Benchmarking the SOMOD Neural PC: A Deep Learning Engineer’s Experience

As part of the launch of SOMOD PCs, the MBUZZ Labs team tasked me with benchmarking the new SOMOD Neural PC to evaluate its AI performance. Given the workstation’s powerful specs, I set out to test its deep learning capabilities using industry-standard benchmarks.

Initial Benchmarking Roadblocks

My initial plan was to run Geekbench AI, but I quickly hit a roadblock—it wasn’t detecting the GPU, making it unsuitable for proper evaluation. Next, I considered MLPerf, one of the most recognized AI benchmarking suites. However, downloading the massive datasets required for MLPerf benchmarks would have consumed significant bandwidth and time, so I decided to look for an alternative.
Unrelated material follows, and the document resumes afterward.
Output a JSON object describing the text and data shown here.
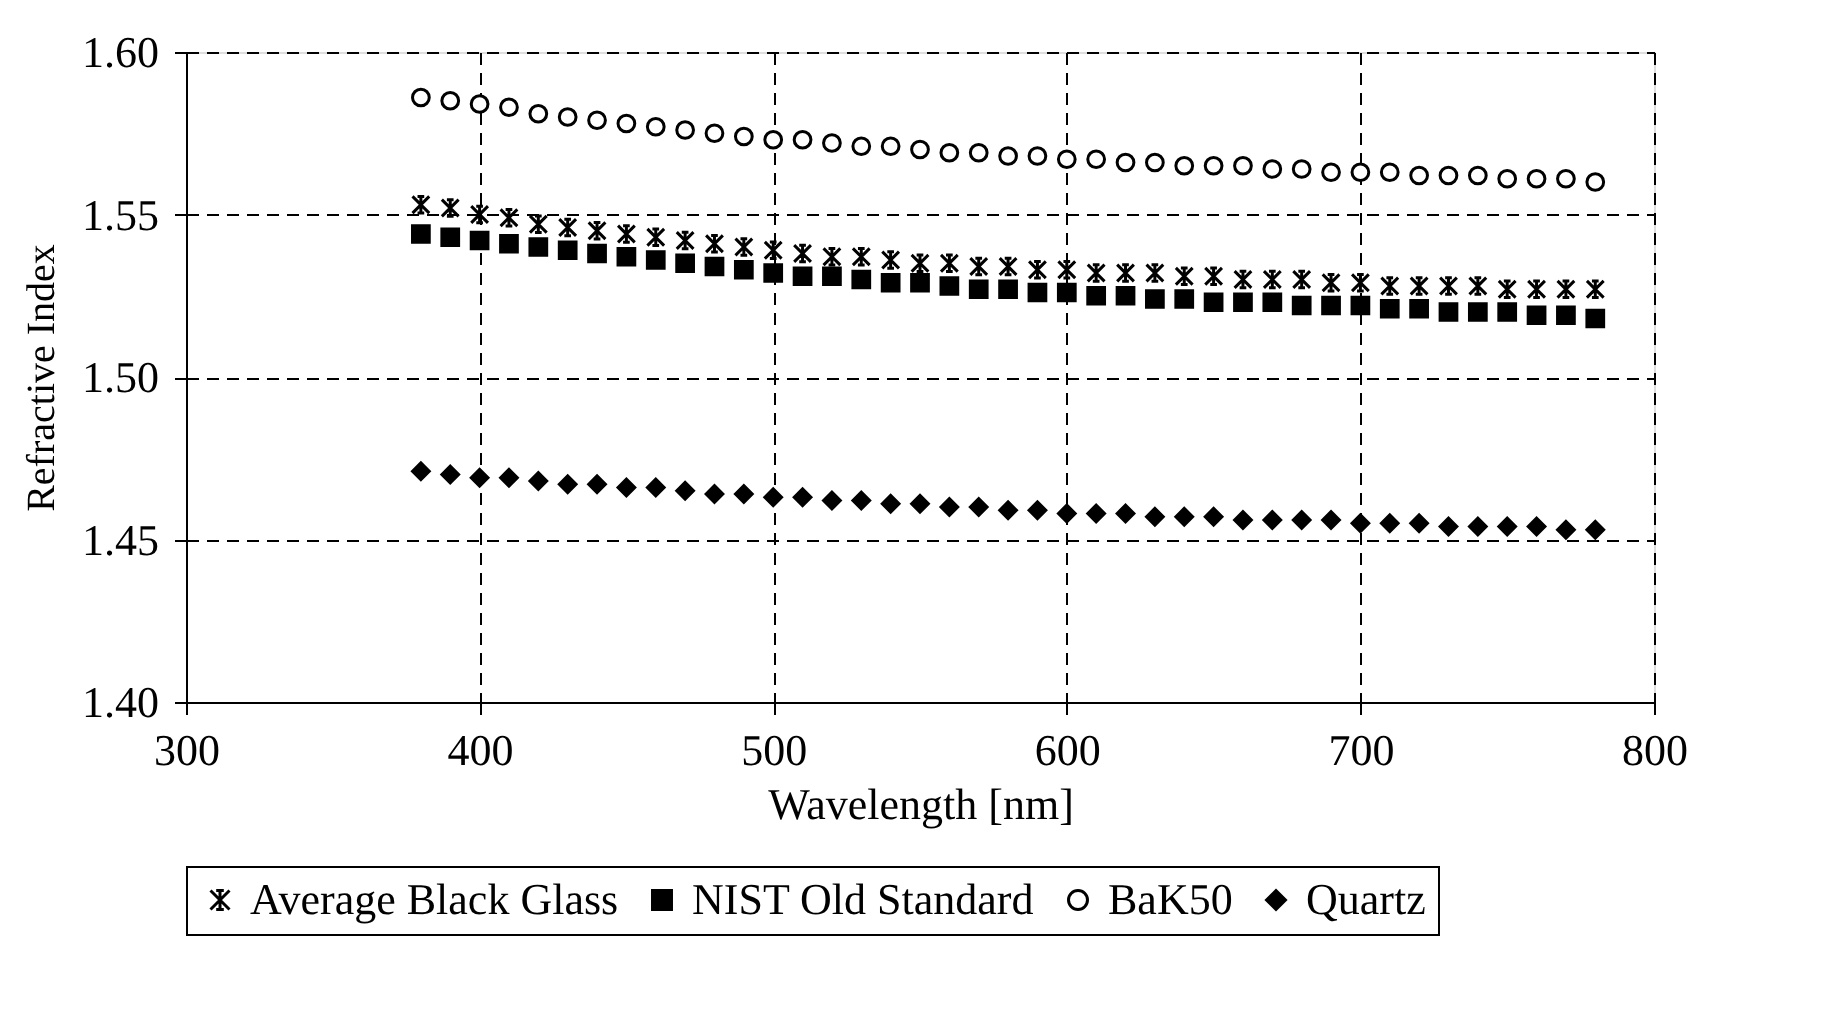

That’s when I stumbled upon PyTorch’s deep learning benchmark repository on GitHub. It provided a lightweight yet effective way to test AI workloads. I made modifications to the test files and adjusted batch sizes to optimize performance for the RTX 5880 Ada GPU. With these tweaks, I finally had a solid benchmarking setup.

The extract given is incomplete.